Roche won’t license needle-free T20 device
Drug companies Roche and Trimeris are withdrawing an application for approval to market the Biojector® 2000 needle-free injection advice for their HIV drug Fuzeon® (T20, enfuvirtide). “While the device has shown potential benefit for some patients, we don’t believe it’s the ideal alternative delivery option for all treatment-experienced patients,” said Michelle Zupancic, Roche’s Vice President for HIV. Roche’s own studies have shown that four our of five patients prefer the Biojector to needles. Roche said that patients who are currently using the Biojector through an existing program or clinical trial may continue to do so, but European advocates pointed out that the device was almost unobtainable in Europe. “People need bio-injector and it should be accessible,” said the French treatment advocacy organisation TRT-5.

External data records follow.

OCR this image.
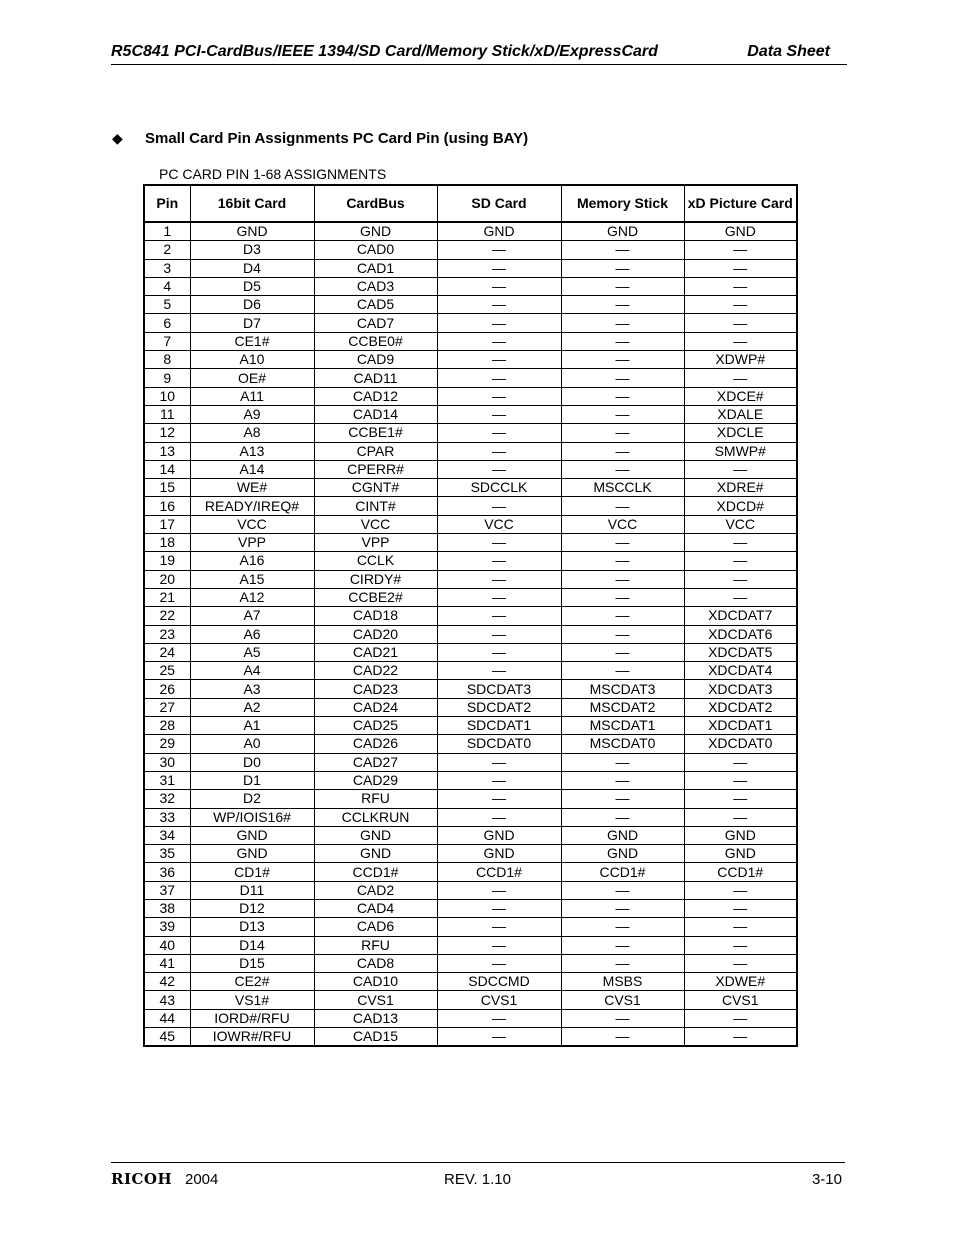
R5C841 PCI-CardBus/IEEE 1394/SD Card/Memory Stick/xD/ExpressCard	Data Sheet
◆ Small Card Pin Assignments PC Card Pin (using BAY)
PC CARD PIN 1-68 ASSIGNMENTS
Pin	16bit Card	CardBus	SD Card	Memory Stick	xD Picture Card
1	GND	GND	GND	GND	GND
2	D3	CAD0	—	—	—
3	D4	CAD1	—	—	—
4	D5	CAD3	—	—	—
5	D6	CAD5	—	—	—
6	D7	CAD7	—	—	—
7	CE1#	CCBE0#	—	—	—
8	A10	CAD9	—	—	XDWP#
9	OE#	CAD11	—	—	—
10	A11	CAD12	—	—	XDCE#
11	A9	CAD14	—	—	XDALE
12	A8	CCBE1#	—	—	XDCLE
13	A13	CPAR	—	—	SMWP#
14	A14	CPERR#	—	—	—
15	WE#	CGNT#	SDCCLK	MSCCLK	XDRE#
16	READY/IREQ#	CINT#	—	—	XDCD#
17	VCC	VCC	VCC	VCC	VCC
18	VPP	VPP	—	—	—
19	A16	CCLK	—	—	—
20	A15	CIRDY#	—	—	—
21	A12	CCBE2#	—	—	—
22	A7	CAD18	—	—	XDCDAT7
23	A6	CAD20	—	—	XDCDAT6
24	A5	CAD21	—	—	XDCDAT5
25	A4	CAD22	—	—	XDCDAT4
26	A3	CAD23	SDCDAT3	MSCDAT3	XDCDAT3
27	A2	CAD24	SDCDAT2	MSCDAT2	XDCDAT2
28	A1	CAD25	SDCDAT1	MSCDAT1	XDCDAT1
29	A0	CAD26	SDCDAT0	MSCDAT0	XDCDAT0
30	D0	CAD27	—	—	—
31	D1	CAD29	—	—	—
32	D2	RFU	—	—	—
33	WP/IOIS16#	CCLKRUN	—	—	—
34	GND	GND	GND	GND	GND
35	GND	GND	GND	GND	GND
36	CD1#	CCD1#	CCD1#	CCD1#	CCD1#
37	D11	CAD2	—	—	—
38	D12	CAD4	—	—	—
39	D13	CAD6	—	—	—
40	D14	RFU	—	—	—
41	D15	CAD8	—	—	—
42	CE2#	CAD10	SDCCMD	MSBS	XDWE#
43	VS1#	CVS1	CVS1	CVS1	CVS1
44	IORD#/RFU	CAD13	—	—	—
45	IOWR#/RFU	CAD15	—	—	—
RICOH 2004	REV. 1.10	3-10
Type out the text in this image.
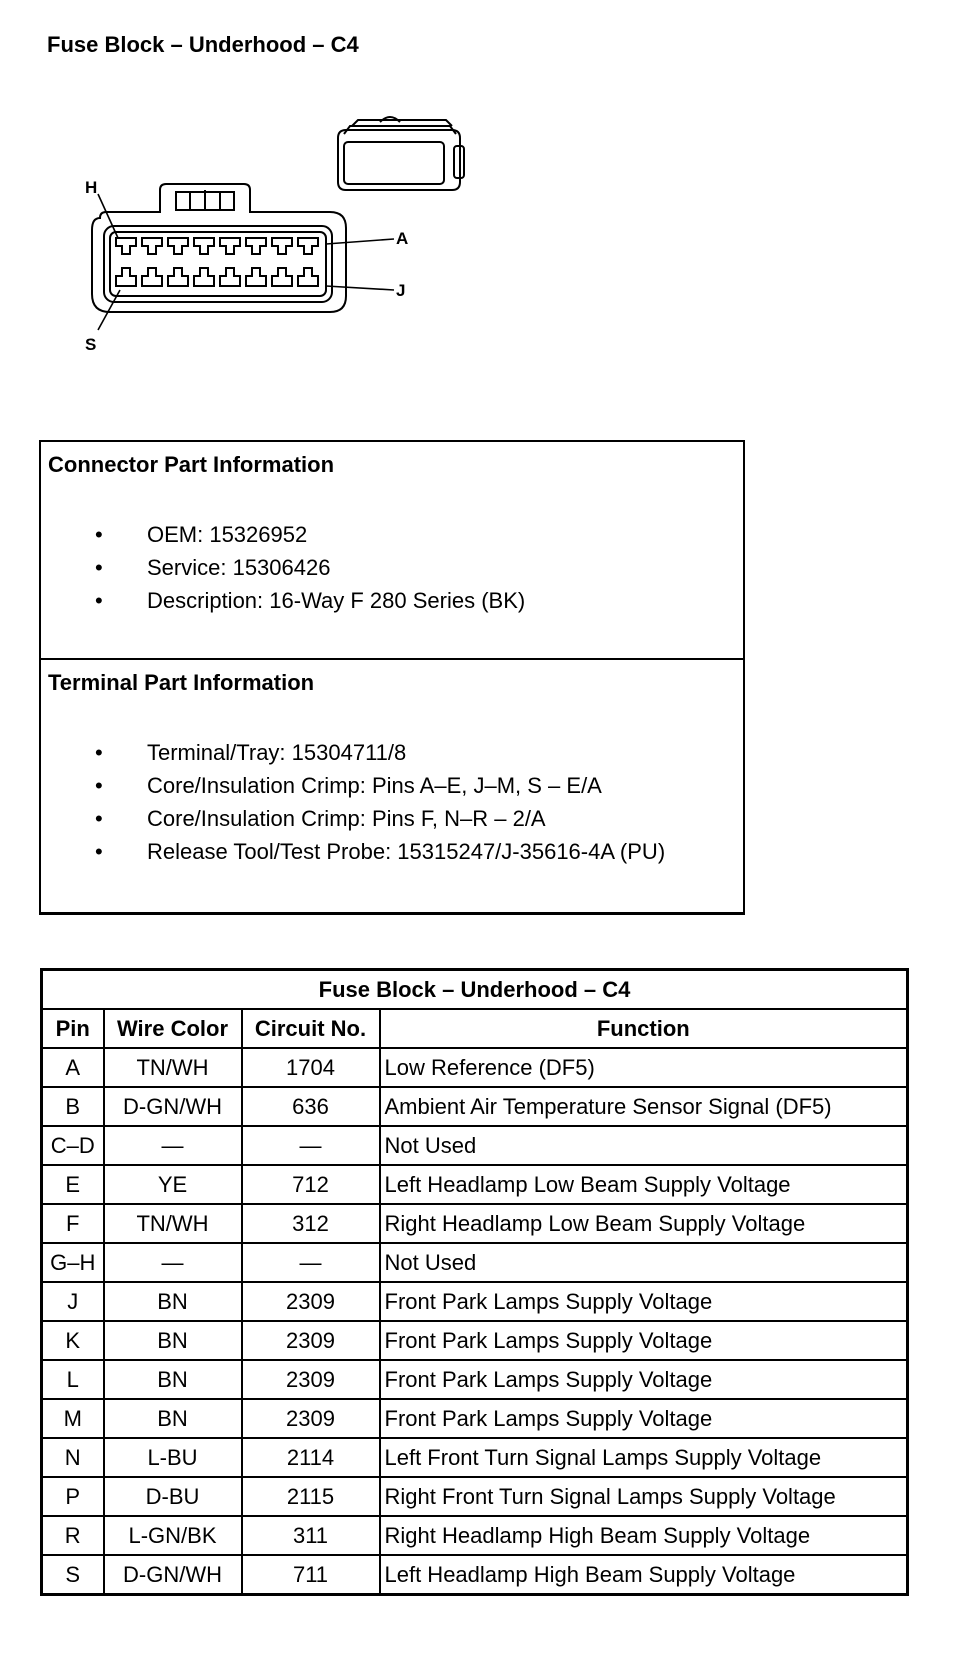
Fuse Block – Underhood – C4
H
A
J
S
Connector Part Information
• OEM: 15326952
• Service: 15306426
• Description: 16-Way F 280 Series (BK)
Terminal Part Information
• Terminal/Tray: 15304711/8
• Core/Insulation Crimp: Pins A–E, J–M, S – E/A
• Core/Insulation Crimp: Pins F, N–R – 2/A
• Release Tool/Test Probe: 15315247/J-35616-4A (PU)
Fuse Block – Underhood – C4			
Pin	Wire Color	Circuit No.	Function
A	TN/WH	1704	Low Reference (DF5)
B	D-GN/WH	636	Ambient Air Temperature Sensor Signal (DF5)
C–D	—	—	Not Used
E	YE	712	Left Headlamp Low Beam Supply Voltage
F	TN/WH	312	Right Headlamp Low Beam Supply Voltage
G–H	—	—	Not Used
J	BN	2309	Front Park Lamps Supply Voltage
K	BN	2309	Front Park Lamps Supply Voltage
L	BN	2309	Front Park Lamps Supply Voltage
M	BN	2309	Front Park Lamps Supply Voltage
N	L-BU	2114	Left Front Turn Signal Lamps Supply Voltage
P	D-BU	2115	Right Front Turn Signal Lamps Supply Voltage
R	L-GN/BK	311	Right Headlamp High Beam Supply Voltage
S	D-GN/WH	711	Left Headlamp High Beam Supply Voltage
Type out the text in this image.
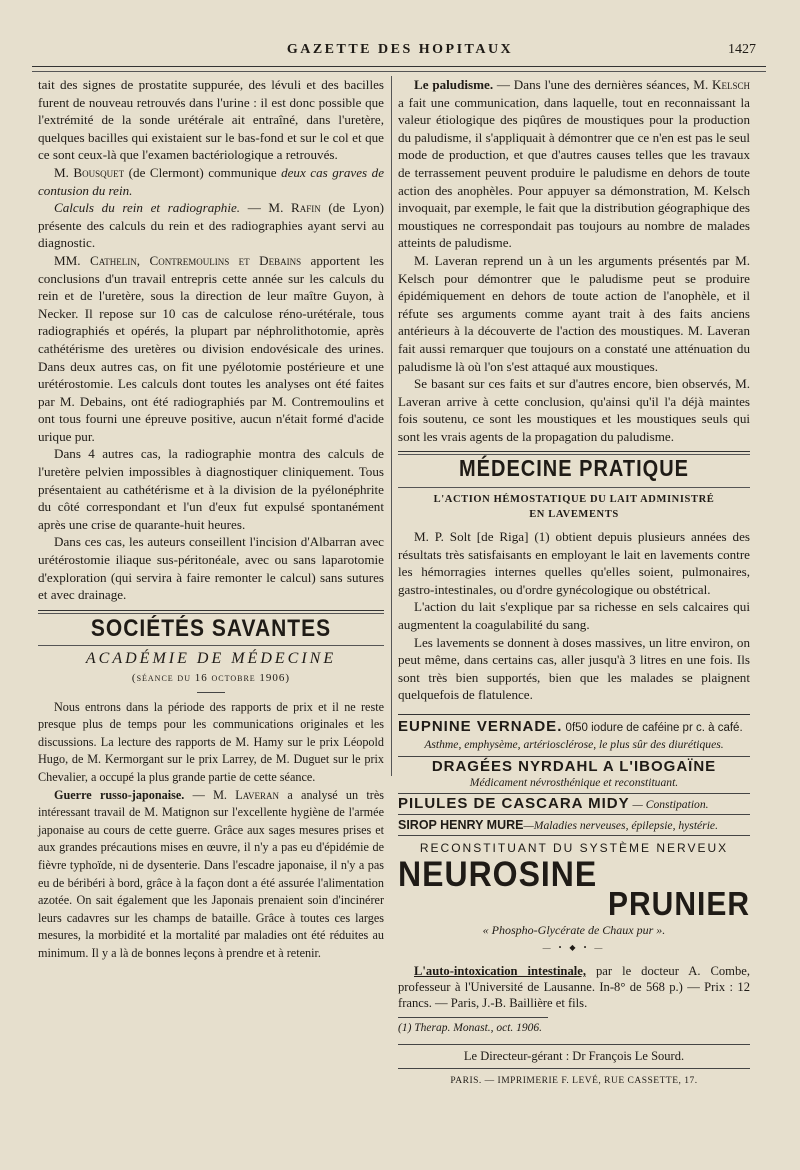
GAZETTE DES HOPITAUX	1427

tait des signes de prostatite suppurée, des lévuli et des bacilles furent de nouveau retrouvés dans l'urine : il est donc possible que l'extrémité de la sonde urétérale ait entraîné, dans l'uretère, quelques bacilles qui existaient sur le bas-fond et sur le col et que ce sont ceux-là que l'examen bactériologique a retrouvés.

M. Bousquet (de Clermont) communique deux cas graves de contusion du rein.

Calculs du rein et radiographie. — M. Rafin (de Lyon) présente des calculs du rein et des radiographies ayant servi au diagnostic.

MM. Cathelin, Contremoulins et Debains apportent les conclusions d'un travail entrepris cette année sur les calculs du rein et de l'uretère, sous la direction de leur maître Guyon, à Necker. Il repose sur 10 cas de calculose réno-urétérale, tous radiographiés et opérés, la plupart par néphrolithotomie, après cathétérisme des uretères ou division endovésicale des urines. Dans deux autres cas, on fit une pyélotomie postérieure et une urétérostomie. Les calculs dont toutes les analyses ont été faites par M. Debains, ont été radiographiés par M. Contremoulins et ont tous fourni une épreuve positive, aucun n'était formé d'acide urique pur.

Dans 4 autres cas, la radiographie montra des calculs de l'uretère pelvien impossibles à diagnostiquer cliniquement. Tous présentaient au cathétérisme et à la division de la pyélonéphrite du côté correspondant et l'un d'eux fut expulsé spontanément après une crise de quarante-huit heures.

Dans ces cas, les auteurs conseillent l'incision d'Albarran avec urétérostomie iliaque sus-péritonéale, avec ou sans laparotomie d'exploration (qui servira à faire remonter le calcul) sans sutures et avec drainage.

SOCIÉTÉS SAVANTES
ACADÉMIE DE MÉDECINE
(séance du 16 octobre 1906)

Nous entrons dans la période des rapports de prix et il ne reste presque plus de temps pour les communications originales et les discussions. La lecture des rapports de M. Hamy sur le prix Léopold Hugo, de M. Kermorgant sur le prix Larrey, de M. Duguet sur le prix Chevalier, a occupé la plus grande partie de cette séance.

Guerre russo-japonaise. — M. Laveran a analysé un très intéressant travail de M. Matignon sur l'excellente hygiène de l'armée japonaise au cours de cette guerre. Grâce aux sages mesures prises et aux grandes précautions mises en œuvre, il n'y a pas eu d'épidémie de fièvre typhoïde, ni de dysenterie. Dans l'escadre japonaise, il n'y a pas eu de béribéri à bord, grâce à la façon dont a été assurée l'alimentation azotée. On sait également que les Japonais prenaient soin d'incinérer leurs cadavres sur les champs de bataille. Grâce à toutes ces larges mesures, la morbidité et la mortalité par maladies ont été réduites au minimum. Il y a là de bonnes leçons à prendre et à retenir.

Le paludisme. — Dans l'une des dernières séances, M. Kelsch a fait une communication, dans laquelle, tout en reconnaissant la valeur étiologique des piqûres de moustiques pour la production du paludisme, il s'appliquait à démontrer que ce n'en est pas le seul mode de production, et que d'autres causes telles que les travaux de terrassement peuvent produire le paludisme en dehors de toute action des anophèles. Pour appuyer sa démonstration, M. Kelsch invoquait, par exemple, le fait que la distribution géographique des moustiques ne correspondait pas toujours au nombre de malades atteints de paludisme.

M. Laveran reprend un à un les arguments présentés par M. Kelsch pour démontrer que le paludisme peut se produire épidémiquement en dehors de toute action de l'anophèle, et il réfute ses arguments comme ayant trait à des faits anciens antérieurs à la découverte de l'action des moustiques. M. Laveran fait aussi remarquer que toujours on a constaté une atténuation du paludisme là où l'on s'est attaqué aux moustiques.

Se basant sur ces faits et sur d'autres encore, bien observés, M. Laveran arrive à cette conclusion, qu'ainsi qu'il l'a déjà maintes fois soutenu, ce sont les moustiques et les moustiques seuls qui sont les vrais agents de la propagation du paludisme.

MÉDECINE PRATIQUE
L'ACTION HÉMOSTATIQUE DU LAIT ADMINISTRÉ
EN LAVEMENTS

M. P. Solt [de Riga] (1) obtient depuis plusieurs années des résultats très satisfaisants en employant le lait en lavements contre les hémorragies internes quelles qu'elles soient, pulmonaires, gastro-intestinales, ou d'ordre gynécologique ou obstétrical.

L'action du lait s'explique par sa richesse en sels calcaires qui augmentent la coagulabilité du sang.

Les lavements se donnent à doses massives, un litre environ, on peut même, dans certains cas, aller jusqu'à 3 litres en une fois. Ils sont très bien supportés, bien que les malades se plaignent quelquefois de flatulence.

EUPNINE VERNADE. 0f50 iodure de caféine pr c. à café.
Asthme, emphysème, artériosclérose, le plus sûr des diurétiques.
DRAGÉES NYRDAHL A L'IBOGAÏNE
Médicament névrosthénique et reconstituant.
PILULES DE CASCARA MIDY — Constipation.
SIROP HENRY MURE—Maladies nerveuses, épilepsie, hystérie.
RECONSTITUANT DU SYSTÈME NERVEUX
NEUROSINE
PRUNIER
« Phospho-Glycérate de Chaux pur ».
— • ◆ • —

L'auto-intoxication intestinale, par le docteur A. Combe, professeur à l'Université de Lausanne. In-8° de 568 p.) — Prix : 12 francs. — Paris, J.-B. Baillière et fils.

(1) Therap. Monast., oct. 1906.
Le Directeur-gérant : Dr François Le Sourd.
PARIS. — IMPRIMERIE F. LEVÉ, RUE CASSETTE, 17.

Another novel HIV drug makes progress
Modestly promising new results have been published for bevirimat (PA-457), an HIV candidate drug form yet another new class, the maturation inhibitors. These interfere with the making of new viral particles at the last stage of the HIV life cycle. The development of bevirimat has been slow because the original formulation didn’t deliver enough drug to the body. A new study found that a new 300mg tablet produced viral load falls of more than 100-fold in five out of 10 patients with multi-drug-resistant HIV whose regimens were failing, when it was given for 14 days. Manufacturers Panacos are still working on the optimal dose to take onto large trials in 2008.